Progress in secondary education was harder to make: as Dawkins reported to Cabinet in October 1990, the states had 'unsurprisingly' resisted significant parts of the government's National Schools Strategy, leaving the government with the option of a 'catalytic' rather than a 'leadership' role in the process of improving outcomes in areas ranging from literacy to environmental awareness. His push for a national curriculum was also encountering resistance. Cabinet declined to endorse his proposed National Strategy to Strengthen Science and Mathematics Education – the money, it seemed, and the convincing rationale, were not there.

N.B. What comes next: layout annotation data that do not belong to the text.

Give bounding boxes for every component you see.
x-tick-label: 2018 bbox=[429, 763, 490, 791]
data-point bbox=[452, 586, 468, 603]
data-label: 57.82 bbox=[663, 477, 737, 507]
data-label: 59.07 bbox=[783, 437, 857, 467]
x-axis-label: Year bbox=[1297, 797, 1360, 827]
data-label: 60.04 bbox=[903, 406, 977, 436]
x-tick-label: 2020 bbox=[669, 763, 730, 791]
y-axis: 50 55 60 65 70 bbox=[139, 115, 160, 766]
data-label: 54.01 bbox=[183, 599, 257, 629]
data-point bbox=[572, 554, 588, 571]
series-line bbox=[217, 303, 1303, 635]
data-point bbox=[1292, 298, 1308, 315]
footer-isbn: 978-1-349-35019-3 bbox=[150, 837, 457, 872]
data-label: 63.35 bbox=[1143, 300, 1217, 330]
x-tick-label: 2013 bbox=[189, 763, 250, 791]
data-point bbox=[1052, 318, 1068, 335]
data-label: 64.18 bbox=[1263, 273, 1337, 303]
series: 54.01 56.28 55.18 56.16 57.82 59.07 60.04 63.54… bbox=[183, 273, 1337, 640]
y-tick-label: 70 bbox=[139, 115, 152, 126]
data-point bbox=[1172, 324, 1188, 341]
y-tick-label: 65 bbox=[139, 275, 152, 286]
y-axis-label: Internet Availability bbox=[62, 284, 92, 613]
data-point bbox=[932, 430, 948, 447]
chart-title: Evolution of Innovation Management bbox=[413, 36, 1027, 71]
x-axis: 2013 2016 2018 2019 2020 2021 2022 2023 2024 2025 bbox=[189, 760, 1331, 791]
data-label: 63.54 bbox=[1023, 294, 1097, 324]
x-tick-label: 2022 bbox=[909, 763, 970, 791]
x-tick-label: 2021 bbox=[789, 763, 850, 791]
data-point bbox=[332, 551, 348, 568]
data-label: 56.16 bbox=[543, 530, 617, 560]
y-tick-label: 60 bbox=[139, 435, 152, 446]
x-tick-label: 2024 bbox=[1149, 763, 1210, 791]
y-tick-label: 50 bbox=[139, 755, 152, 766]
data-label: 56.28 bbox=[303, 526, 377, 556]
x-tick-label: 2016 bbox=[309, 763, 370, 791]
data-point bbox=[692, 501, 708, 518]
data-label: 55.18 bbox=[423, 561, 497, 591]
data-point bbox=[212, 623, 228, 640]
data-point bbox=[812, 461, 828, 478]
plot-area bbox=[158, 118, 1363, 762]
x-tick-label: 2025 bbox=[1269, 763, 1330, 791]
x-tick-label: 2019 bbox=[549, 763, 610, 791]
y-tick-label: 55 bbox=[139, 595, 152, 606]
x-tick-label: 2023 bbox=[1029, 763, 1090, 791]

Into 1991 the government was still pursuing reforms that recognised the dynamics of social change, and contributing significantly, selectively, to them. The promise that deregulation and privatisation would deliver a mix of choice, efficiency and equity was still to be proved. A 'soft-landing' to recession was still to arrive, and there were already signs that the touch-down would be in a place that was not altogether 'home' for many Australians. In retrospect, we have been encouraged to see the reforms consolidated in this period as central to the factors that made Australia so resilient to the 'global financial crisis' of 2008. At the time, Cabinet often noted that the recession of 1990–91 was biting harder into sections of society that had scarcely recovered from that of 1982–83, and that reform was a hard pill to swallow in hardship. Even in its own bastions, ministers were taking stock of the journey so far. The senior executive service that was supposed to energise and synthesize the business of policy, Cabinet was advised in July 1990, had not been as effective as intended: departments were still silos, with their own cultures and inefficiencies. Nor had the government been able to induce into the senior ranks of the public service the steady supply of 'high quality staff from elsewhere' that had been hoped. Energy seemed to be flagging, and the corrosion of leadership uncertainty continued. In mid-December the Prime Minister's core group of supporters in Cabinet asked him to consider resignation. He declined. The caucus vote against him, and inaugurating Paul Keating's succession, brought the year to a dramatic close, with a mood of sober reflection as much as anticipation.